CHICAGO — What is the anti-diet?
It’s a practice rooted in self-care, not deprivation, designed to help practitioners tune out diet culture and tune in to their bodies. Those who take the approach to wellness say they’re digesting food – not mixed messages.
Debbie Heywood is an intuitive eating practitioner. She said she spent the last 50 years fighting her weight and body image.
“It took over my life a lot of my life,” she said. “I think it took up way too much of my time and energy and space and made me sad and unhappy for a very, very long time.”
And now at age 63, Heywood said she is done.
“I wasn’t willing to go the rest of my life like that,” she said.
For the past three years, she’s adopted what’s known as intuitive eating. Registered dietician and social worker Kate Merkle is guiding Heywood through the process.

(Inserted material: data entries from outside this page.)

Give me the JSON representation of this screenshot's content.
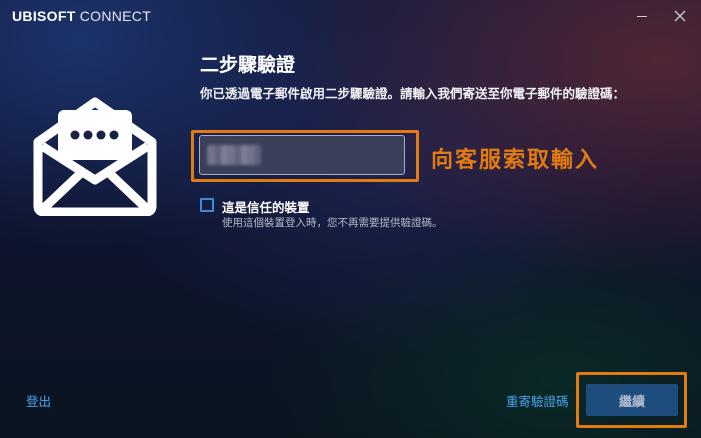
{
  "window": {
    "brand_bold": "UBISOFT",
    "brand_light": " CONNECT",
    "minimize_icon": "minimize-icon",
    "close_icon": "close-icon",
    "close_glyph": "✕"
  },
  "main": {
    "icon": "envelope-open-icon",
    "title": "二步驟驗證",
    "description": "你已透過電子郵件啟用二步驟驗證。請輸入我們寄送至你電子郵件的驗證碼：",
    "code_input": {
      "value": "",
      "placeholder": ""
    },
    "annotation": "向客服索取輸入",
    "trusted_device": {
      "checked": false,
      "label": "這是信任的裝置",
      "sublabel": "使用這個裝置登入時，您不再需要提供驗證碼。"
    }
  },
  "footer": {
    "logout_label": "登出",
    "resend_label": "重寄驗證碼",
    "continue_label": "繼續"
  },
  "colors": {
    "accent_link": "#4aa3f0",
    "annotation": "#e37a12",
    "button_bg": "#1e4d7d"
  }
}
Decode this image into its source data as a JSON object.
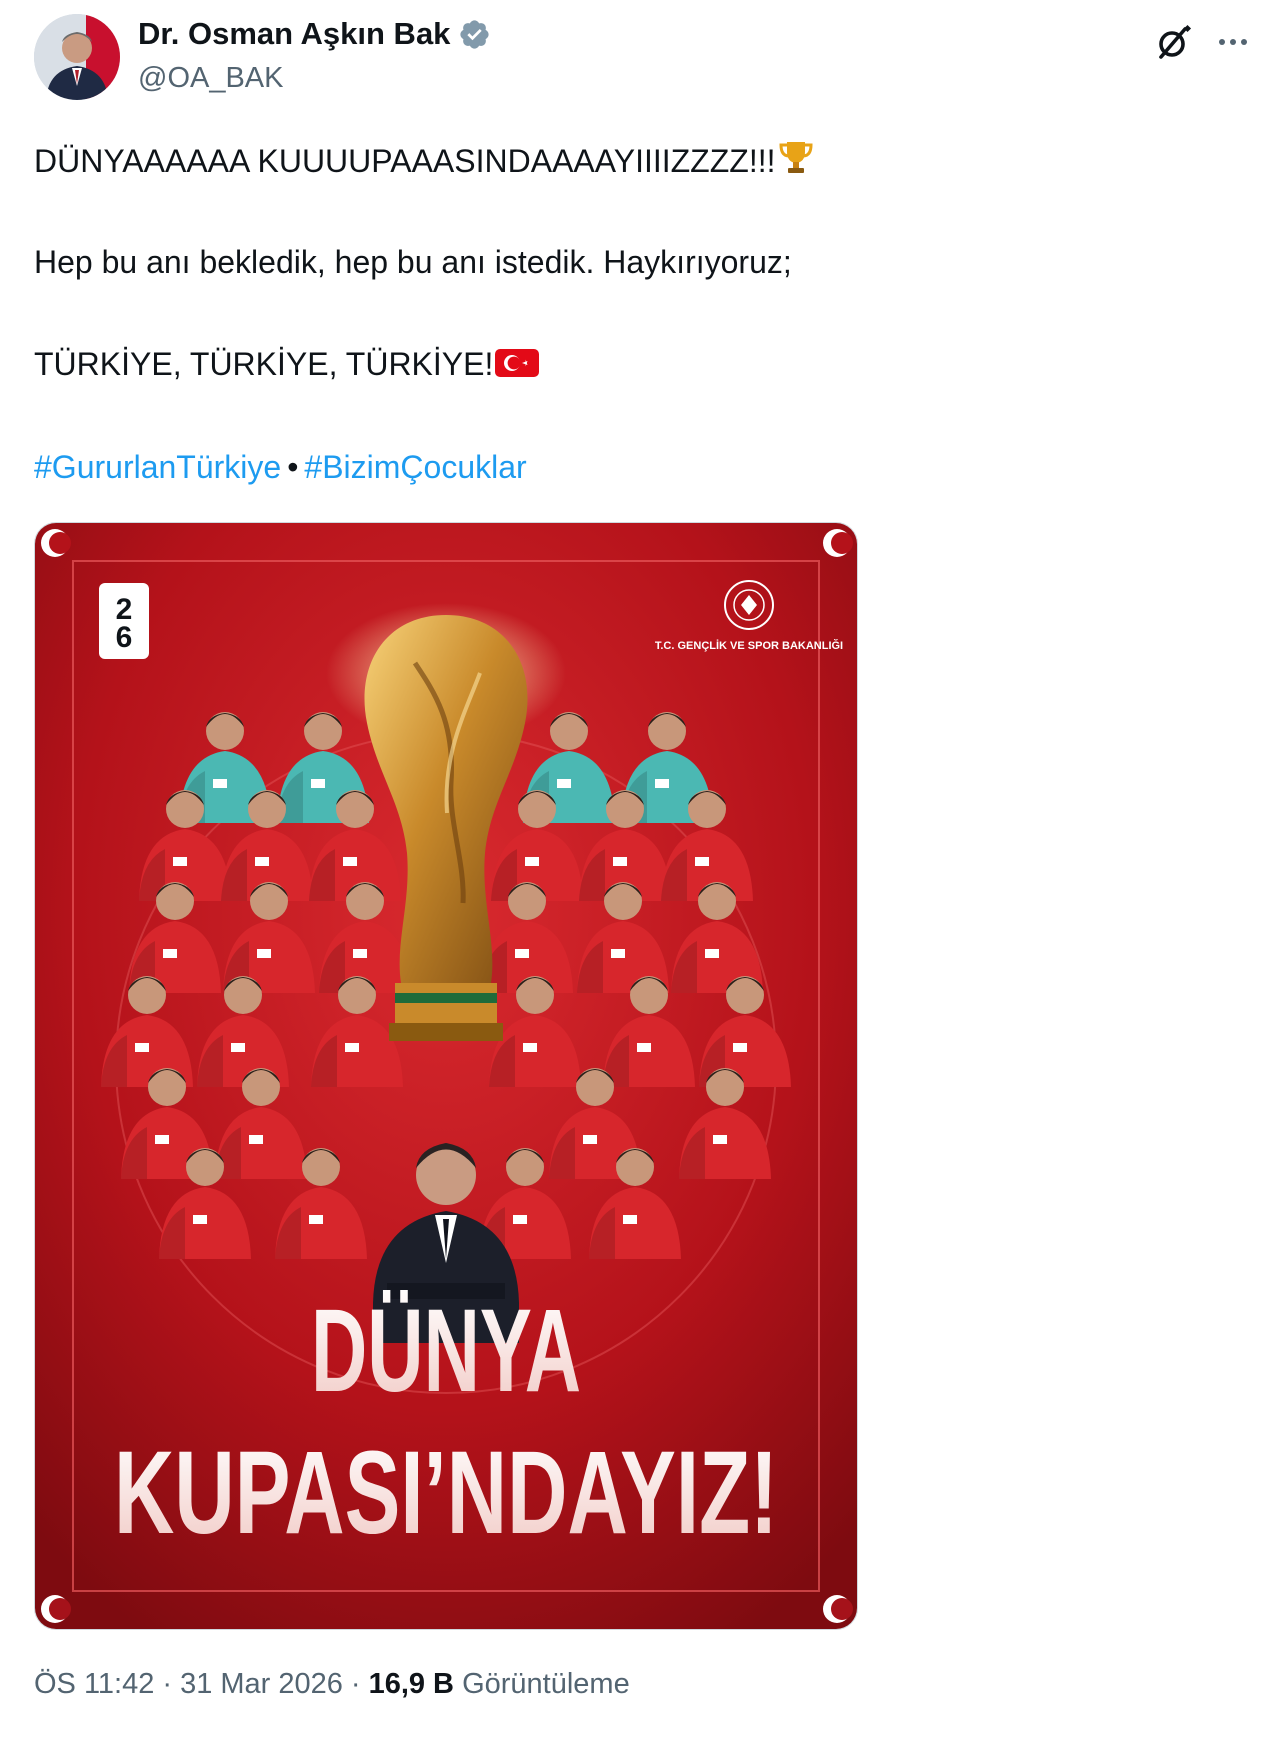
{
  "author": {
    "name": "Dr. Osman Aşkın Bak",
    "handle": "@OA_BAK",
    "verified": true
  },
  "tweet": {
    "line1": "DÜNYAAAAAA KUUUUPAAASINDAAAAYIIIIZZZZ!!!",
    "line1_emoji": "trophy-icon",
    "line2": "Hep bu anı bekledik, hep bu anı istedik. Haykırıyoruz;",
    "line3": "TÜRKİYE, TÜRKİYE, TÜRKİYE!",
    "line3_emoji": "turkey-flag-icon",
    "hashtags": [
      "#GururlanTürkiye",
      "#BizimÇocuklar"
    ],
    "hashtag_separator": "•"
  },
  "media": {
    "poster_line1": "DÜNYA",
    "poster_line2": "KUPASI’NDAYIZ!",
    "ministry_logo_text": "T.C. GENÇLİK VE SPOR BAKANLIĞI",
    "background_color": "#b8141a"
  },
  "meta": {
    "time": "ÖS 11:42",
    "date": "31 Mar 2026",
    "views_count": "16,9 B",
    "views_label": "Görüntüleme",
    "separator": "·"
  },
  "colors": {
    "link": "#1d9bf0",
    "text": "#0f1419",
    "secondary": "#536471",
    "verified_badge": "#829aab"
  }
}
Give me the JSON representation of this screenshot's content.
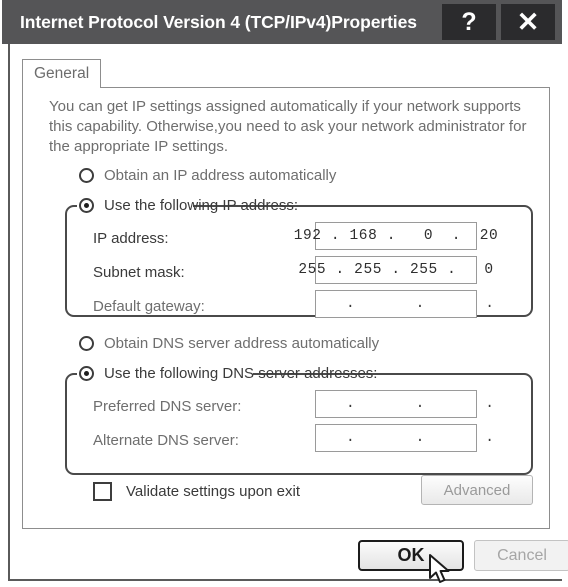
{
  "window": {
    "title": "Internet Protocol Version 4 (TCP/IPv4)Properties",
    "help_button": "?",
    "close_button": "✕"
  },
  "tabs": [
    {
      "label": "General",
      "selected": true
    }
  ],
  "main": {
    "description": "You can get IP settings assigned automatically if your network supports this capability. Otherwise,you need to ask your network administrator for the appropriate IP settings.",
    "ip_section": {
      "radio_automatic": {
        "label": "Obtain an IP address automatically",
        "selected": false
      },
      "radio_manual": {
        "label": "Use the following IP address:",
        "selected": true
      },
      "fields": [
        {
          "label": "IP address:",
          "value": "192 . 168 .   0  .  20"
        },
        {
          "label": "Subnet mask:",
          "value": "255 . 255 . 255 .   0"
        },
        {
          "label": "Default gateway:",
          "value": ".       .       ."
        }
      ]
    },
    "dns_section": {
      "radio_automatic": {
        "label": "Obtain DNS  server address automatically",
        "selected": false
      },
      "radio_manual": {
        "label": "Use the following DNS server addresses:",
        "selected": true
      },
      "fields": [
        {
          "label": "Preferred DNS server:",
          "value": ".       .       ."
        },
        {
          "label": "Alternate DNS server:",
          "value": ".       .       ."
        }
      ]
    },
    "validate": {
      "label": "Validate settings upon exit",
      "checked": false
    },
    "advanced_button": "Advanced"
  },
  "footer": {
    "ok_button": "OK",
    "cancel_button": "Cancel"
  },
  "colors": {
    "titlebar_bg": "#555557",
    "caption_btn_bg": "#2b2b2d",
    "dialog_border": "#5a5a5a",
    "group_border": "#4a4a4a",
    "text_muted": "#6e6e6e",
    "text_dark": "#3a3a3a"
  }
}
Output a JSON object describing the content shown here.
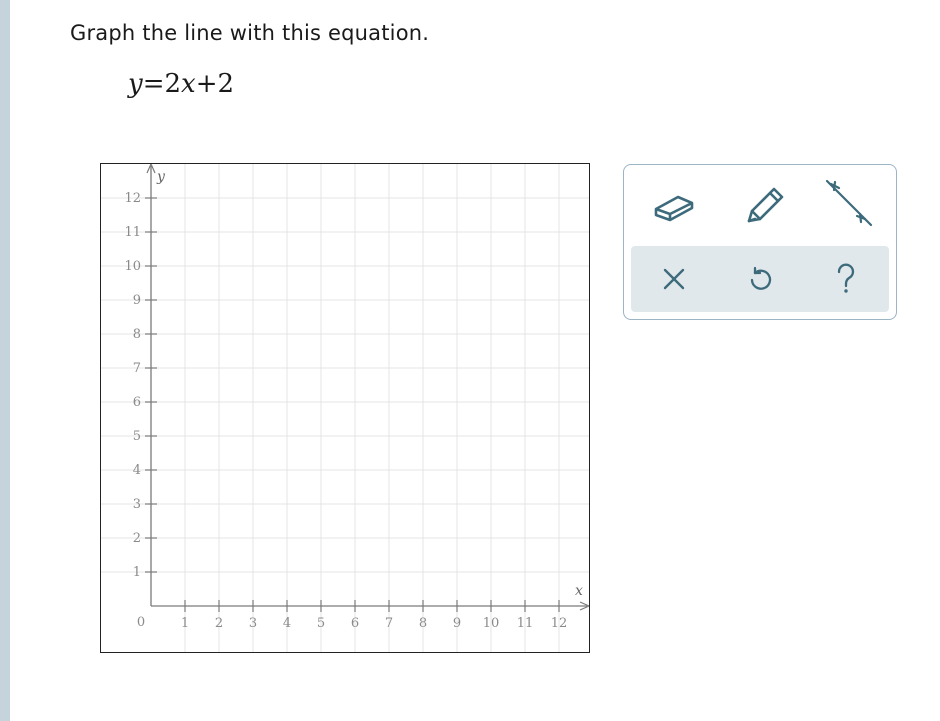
{
  "question": {
    "prompt": "Graph the line with this equation.",
    "equation": {
      "lhs": "y",
      "equals": "=",
      "coef": "2",
      "var": "x",
      "op": "+",
      "const": "2"
    }
  },
  "graph": {
    "x_axis_label": "x",
    "y_axis_label": "y",
    "origin_label": "0",
    "x_ticks": [
      "1",
      "2",
      "3",
      "4",
      "5",
      "6",
      "7",
      "8",
      "9",
      "10",
      "11",
      "12"
    ],
    "y_ticks": [
      "1",
      "2",
      "3",
      "4",
      "5",
      "6",
      "7",
      "8",
      "9",
      "10",
      "11",
      "12"
    ],
    "x_range": [
      0,
      12
    ],
    "y_range": [
      0,
      12
    ],
    "grid": true
  },
  "tools": {
    "items": [
      {
        "name": "eraser-icon"
      },
      {
        "name": "pencil-icon"
      },
      {
        "name": "line-tool-icon"
      }
    ],
    "actions": [
      {
        "name": "clear-icon"
      },
      {
        "name": "undo-icon"
      },
      {
        "name": "help-icon"
      }
    ]
  },
  "colors": {
    "accent": "#3d6b7c",
    "grid": "#e4e4e4",
    "axis": "#7a7a7a",
    "toolbar_border": "#9bb4c6",
    "action_bg": "#e1e8ec",
    "left_bar": "#c5d3dc"
  }
}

“For a lot of folks, it’s like a breath of fresh air,” Merkle said. “It’s really liberating.”
Merkle, who says she once struggled with an eating disorder, discovered the philosophy while in college.
“Really it’s about embracing and accepting your body as it is, but also but also doing the work of attunement. What does it need?” Merkle said.
Merkle now shares the principles of what’s also called an anti-diet approach at her Nourishment Works practice on Chicago’s North Side.
“I truly am living this philosophy,” she said. “It saved my life. … There’s so much tsunami of diet culture, a huge wave of diet culture in our world.”
And many are drowning weighed down by a constant crush of external and internal messages. Merkle said her clients often repeat the same thought patterns:
- “I need to starve myself in order to lose weight”
- “Certain foods are bad”
- Thin = health
- “I can’t lose weight, so I’m a failure”
- “Being fat is bad”
- “I need a structured diet plan”
For some, intuitive eating can be a life preserver.
“It really does give people their lives back,” Merkle said.
The approach isn’t a license to eat with abandon. Nor is it about avoiding certain foods and restricting calories. Rather, it’s about connecting with hunger and fullness. Merkle said, think of the process like a gauge on a fuel tank.
It’s when we get moody, irritable, Merkle said diet culture “tells us you can override it just get a diet soda.”
Instead, Merkle said “gentle hunger” is a better cue to eat.
“I want to help folks get permission to eat when they do notice this early on,” she said.
From there, she said tune in across the spectrum.
“We want fullness and satisfaction,” she said.
Not too full, that’s when we beat ourselves up.
“The shame spiral can happen around, ‘I shouldn’t have eaten so much.’ But really it was a biological response to being so hungry,” Merkle said.
“It’s like being tuned into my body,” Heywood said.
Questions she said she asks herself at every meal:
- What do I want to eat?
- Do I want something warm?
- Do I want to bite into something?
- Do I want a drink this morning?
“And doing that for every meal, so I’m connected to what I’m eating in a way that I know I’m honoring my body,” Heywood said.
Registered dietician Yolanda Cartwright helped develop a nutrition program to address hypertension in the communities she serves on Chicago’s West Side.
“If people don’t subscribe to this idea of what an ideal body weight is, it’s highly unlikely that an intervention designed via a traditional path will work,” she said. “What we do in our work, we try to move away from the approach where things are so stringent.”
The Rush researcher said an intuitive eating principle mindfulness is a critical component in her model.
We’re not focusing on the fat that you are eating, and the calories that you are eating and the carbs but we’re thinking more globally about diet things — like limiting processed foods and eating more fruits and veggies. And when you do these things do you feel like you have more energy do you feel more happy?
Yolanda Cartwright, registered dietician
“Those of us in the nutrition community have known for a very long time that the brain has this miraculous ability to control appetites,” she said.
Linda Van Horn Phd is a professor of preventive medicine and chief of the department’s nutrition division at Northwestern Medicine.
“Feeling right to you and the rules are not necessarily either-or as far as I’m concerned,” she said.
She said practicing intuitive eating has its benefits if individuals are consuming nutrient-rich foods, particularly those recommended by established dietary guidelines.
I can trust myself and I don’t need anybody to tell me what my body needs they don’t know me
Debbie Heywood, intuitive eater
“I do agree it would be wonderful if people would stop eating when they are no longer hungry,” she said. “That is a major contributor to our overweight and obesity problem in this country. … But if those calories are coming from foods that are devoid of those nutrients are absent in the vitamins and minerals and other things we know are associated with a healthier outcome and lower risk for disease then that is unfortunate.”
Heywood said she isn’t worried. She no longer steps on the scale but she does know her numbers.
“I’m healthy, my labs are good,” she said. “The freedom that I feel and the joy that I have in myself now is so different from getting up every morning feeling unhappy about myself. Your body, my body does not lead me down the wrong path. If I listen, I’m good.
Food isn’t the only factor – nutritionists say sleep, stress, physical activity and hydration should all be considered when it comes to overall wellness.